The complex he gave my son that day was unnecessary and uncalled for.
I understand that some children do need help in that department, but my son is not one of them. And when a 9 year old child who has exactly zero influence on his food supply is truly obese, it would be so much better to speak with the adult in question who absolutely DOES have control over that child’s food supply. BUT NOT IN FRONT OF THAT CHILD. The child can be included AFTER the initial conversation, but only with the parents permission and with a kind and loving approach instead of a judgmental one.
Unkind words have a way of sticking in a person’s head. Especially a child’s. And while obesity is definitely a problem in this country, I think we need to stop creating problems where there aren’t any. Doctors need to pull their noses out of their charts and actually evaluate the patient in front of them.
NOT THE FIRST TIME
I will say that this is not my first experience with this. Years ago, I had another doctor tell me the same thing without even looking at my son. She walked into the room, nose in her chart, and then stared at the computer. She informed me he was fat without so much as a single glance at my tall and sturdy boy. Once I told her to look at him, she said, “Oh, ya, I guess he’s not overweight. Looks pretty healthy.”
Umm…. ya.
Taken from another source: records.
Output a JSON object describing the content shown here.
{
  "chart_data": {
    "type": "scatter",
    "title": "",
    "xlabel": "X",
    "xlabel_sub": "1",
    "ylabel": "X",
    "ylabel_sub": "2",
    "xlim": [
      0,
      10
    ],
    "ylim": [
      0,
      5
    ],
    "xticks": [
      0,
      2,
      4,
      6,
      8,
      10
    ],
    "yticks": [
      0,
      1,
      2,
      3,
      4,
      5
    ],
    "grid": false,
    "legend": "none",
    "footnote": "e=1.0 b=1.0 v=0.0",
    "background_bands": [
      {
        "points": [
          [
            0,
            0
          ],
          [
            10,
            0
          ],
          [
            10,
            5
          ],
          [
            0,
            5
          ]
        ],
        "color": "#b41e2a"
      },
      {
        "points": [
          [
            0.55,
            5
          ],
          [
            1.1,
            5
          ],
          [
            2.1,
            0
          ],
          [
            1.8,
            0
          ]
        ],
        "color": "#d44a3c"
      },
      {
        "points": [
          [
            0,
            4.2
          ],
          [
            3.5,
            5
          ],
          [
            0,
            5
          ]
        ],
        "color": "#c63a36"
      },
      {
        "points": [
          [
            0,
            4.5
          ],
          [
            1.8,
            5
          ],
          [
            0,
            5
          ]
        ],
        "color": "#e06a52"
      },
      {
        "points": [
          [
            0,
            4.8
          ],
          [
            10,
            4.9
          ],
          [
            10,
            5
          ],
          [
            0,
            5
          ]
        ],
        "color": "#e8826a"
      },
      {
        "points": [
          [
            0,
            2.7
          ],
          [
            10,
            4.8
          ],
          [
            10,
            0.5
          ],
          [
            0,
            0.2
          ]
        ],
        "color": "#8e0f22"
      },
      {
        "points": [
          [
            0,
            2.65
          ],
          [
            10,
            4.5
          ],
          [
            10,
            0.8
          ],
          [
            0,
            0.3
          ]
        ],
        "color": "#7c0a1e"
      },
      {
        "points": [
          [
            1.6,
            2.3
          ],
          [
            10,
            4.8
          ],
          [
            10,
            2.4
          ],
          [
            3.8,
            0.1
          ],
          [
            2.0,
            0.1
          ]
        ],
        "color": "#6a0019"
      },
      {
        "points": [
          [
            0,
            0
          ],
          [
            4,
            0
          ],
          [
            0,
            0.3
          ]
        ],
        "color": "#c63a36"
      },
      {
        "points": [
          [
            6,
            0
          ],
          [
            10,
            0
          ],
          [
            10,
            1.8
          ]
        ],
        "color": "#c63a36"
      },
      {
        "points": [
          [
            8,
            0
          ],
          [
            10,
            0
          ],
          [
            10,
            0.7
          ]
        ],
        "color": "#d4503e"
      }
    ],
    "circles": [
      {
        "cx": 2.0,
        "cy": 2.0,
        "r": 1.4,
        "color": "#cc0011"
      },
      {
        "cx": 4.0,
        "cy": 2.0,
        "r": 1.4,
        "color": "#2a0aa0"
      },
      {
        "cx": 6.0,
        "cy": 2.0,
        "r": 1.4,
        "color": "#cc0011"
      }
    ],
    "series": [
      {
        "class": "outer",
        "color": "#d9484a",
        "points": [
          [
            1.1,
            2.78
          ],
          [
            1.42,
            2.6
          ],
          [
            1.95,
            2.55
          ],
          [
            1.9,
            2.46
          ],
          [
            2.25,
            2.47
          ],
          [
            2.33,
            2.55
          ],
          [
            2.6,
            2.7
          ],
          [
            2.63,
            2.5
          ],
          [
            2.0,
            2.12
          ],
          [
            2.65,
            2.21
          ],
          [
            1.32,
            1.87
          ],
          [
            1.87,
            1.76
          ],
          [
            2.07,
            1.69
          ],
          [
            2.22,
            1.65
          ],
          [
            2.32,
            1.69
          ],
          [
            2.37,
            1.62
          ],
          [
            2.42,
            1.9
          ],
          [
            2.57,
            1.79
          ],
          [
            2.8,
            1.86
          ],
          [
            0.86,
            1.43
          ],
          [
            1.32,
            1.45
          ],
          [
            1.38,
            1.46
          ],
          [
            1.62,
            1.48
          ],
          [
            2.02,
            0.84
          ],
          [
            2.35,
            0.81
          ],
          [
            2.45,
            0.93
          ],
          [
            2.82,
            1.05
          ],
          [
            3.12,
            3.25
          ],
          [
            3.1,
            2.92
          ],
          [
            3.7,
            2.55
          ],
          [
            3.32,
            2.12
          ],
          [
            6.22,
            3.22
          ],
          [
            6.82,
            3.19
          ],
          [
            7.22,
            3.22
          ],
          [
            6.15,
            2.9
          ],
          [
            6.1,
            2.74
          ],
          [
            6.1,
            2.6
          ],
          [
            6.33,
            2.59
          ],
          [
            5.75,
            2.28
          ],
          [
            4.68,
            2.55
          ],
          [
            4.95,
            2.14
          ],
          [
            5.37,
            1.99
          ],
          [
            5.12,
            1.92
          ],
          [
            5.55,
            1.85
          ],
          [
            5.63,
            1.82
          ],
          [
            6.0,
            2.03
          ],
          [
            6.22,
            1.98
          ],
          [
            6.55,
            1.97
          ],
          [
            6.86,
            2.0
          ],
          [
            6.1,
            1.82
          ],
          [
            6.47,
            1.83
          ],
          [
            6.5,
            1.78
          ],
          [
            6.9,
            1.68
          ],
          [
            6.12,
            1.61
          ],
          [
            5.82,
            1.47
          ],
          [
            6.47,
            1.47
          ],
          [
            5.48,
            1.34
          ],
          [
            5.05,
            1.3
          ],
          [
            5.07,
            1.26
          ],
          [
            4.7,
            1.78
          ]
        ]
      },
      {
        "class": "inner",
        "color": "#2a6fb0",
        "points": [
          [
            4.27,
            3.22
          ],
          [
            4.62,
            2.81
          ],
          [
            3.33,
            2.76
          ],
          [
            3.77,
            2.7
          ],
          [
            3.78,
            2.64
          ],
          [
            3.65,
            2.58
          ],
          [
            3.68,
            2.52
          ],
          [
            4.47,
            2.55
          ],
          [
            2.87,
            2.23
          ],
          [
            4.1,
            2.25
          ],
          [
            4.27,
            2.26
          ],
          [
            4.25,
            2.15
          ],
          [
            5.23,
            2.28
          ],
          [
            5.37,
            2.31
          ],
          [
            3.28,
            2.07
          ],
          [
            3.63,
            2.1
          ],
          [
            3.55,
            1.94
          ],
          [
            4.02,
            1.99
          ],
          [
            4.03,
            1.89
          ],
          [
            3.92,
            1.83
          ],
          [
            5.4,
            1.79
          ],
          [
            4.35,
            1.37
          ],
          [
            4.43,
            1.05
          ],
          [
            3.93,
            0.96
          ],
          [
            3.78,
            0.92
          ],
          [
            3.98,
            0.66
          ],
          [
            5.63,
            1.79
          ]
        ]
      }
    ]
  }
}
Exactly.
Somebody on Facebook shared a photo with me of an athlete saying that by BMI standards, that muscular athlete was obese. I showed that to Mini Chef and his eyes popped wide open. He said, “Wow! That chart really isn’t accurate!“. After that, he did feel a bit better.
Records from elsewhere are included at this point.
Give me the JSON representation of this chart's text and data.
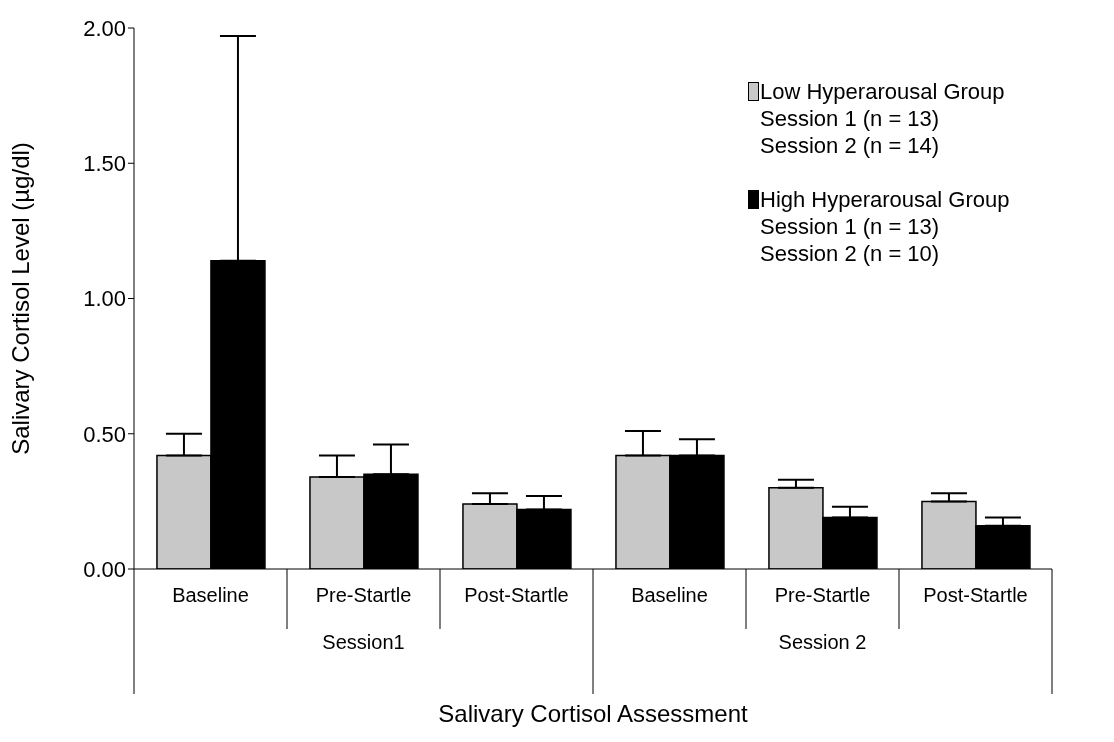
{
  "chart_data": {
    "type": "bar",
    "xlabel": "Salivary Cortisol Assessment",
    "ylabel": "Salivary Cortisol Level (µg/dl)",
    "categories": [
      "Baseline",
      "Pre-Startle",
      "Post-Startle",
      "Baseline",
      "Pre-Startle",
      "Post-Startle"
    ],
    "series": [
      {
        "name": "Low Hyperarousal Group",
        "color": "#c8c8c8",
        "values": [
          0.42,
          0.34,
          0.24,
          0.42,
          0.3,
          0.25
        ],
        "errors": [
          [
            0.42,
            0.5
          ],
          [
            0.34,
            0.42
          ],
          [
            0.24,
            0.28
          ],
          [
            0.42,
            0.51
          ],
          [
            0.3,
            0.33
          ],
          [
            0.25,
            0.28
          ]
        ]
      },
      {
        "name": "High Hyperarousal Group",
        "color": "#000000",
        "values": [
          1.14,
          0.35,
          0.22,
          0.42,
          0.19,
          0.16
        ],
        "errors": [
          [
            1.14,
            1.97
          ],
          [
            0.35,
            0.46
          ],
          [
            0.22,
            0.27
          ],
          [
            0.42,
            0.48
          ],
          [
            0.19,
            0.23
          ],
          [
            0.16,
            0.19
          ]
        ]
      }
    ],
    "annotations": [
      "Session1",
      "Session 2",
      "Session 1 (n = 13)",
      "Session 2 (n = 14)",
      "Session 1 (n = 13)",
      "Session 2 (n = 10)"
    ],
    "ylim": [
      0,
      2
    ],
    "yticks": [
      {
        "value": 0,
        "label": "0.00"
      },
      {
        "value": 0.5,
        "label": "0.50"
      },
      {
        "value": 1,
        "label": "1.00"
      },
      {
        "value": 1.5,
        "label": "1.50"
      },
      {
        "value": 2,
        "label": "2.00"
      }
    ],
    "grid": false,
    "legend": "top right"
  }
}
I keep working on helping him develop a healthy relationship with food. He loves to cook and he loves his veggies way more than most kids. He gets ecstatic when I tell him I’m making artichokes for dinner and always has a big grin when I give him broccoli in his lunch.
I share this story with you today to say that while I realize obesity is an epidemic in our country, we need to be very careful not to create problems where there are none to begin with. This focus on being skinny has zero to do with being healthy. Health comes in all shapes and sizes and looks different on everyone.
I hope some day to enter a doctor’s office and have my child honestly evaluated with something other than an out-of-date chart. To have a doctor actually look him in the eye and see what a healthy, vibrant boy he really is with the understanding that not all kids are stick skinny. Some are just big, sturdy kids. But until that day comes, I will certainly be far more alert when we visit the doctor, making sure that a conversation like that never happens in front of my child again. And the lessons at home will continue in the hopes that the advice that is actually good for him and will serve him later in life will drown out the insensitive comments made out in the world.
It is my hope that we find a balance between fighting obesity and an understanding that not everyone falls into a cookie cutter set of numbers. And I hope that pediatricians everywhere will learn to discuss things like this in private before unleashing in front of a child. Because harsh words can stay with you for a lifetime. Harsh words can absolutely create problems where there were none to begin with.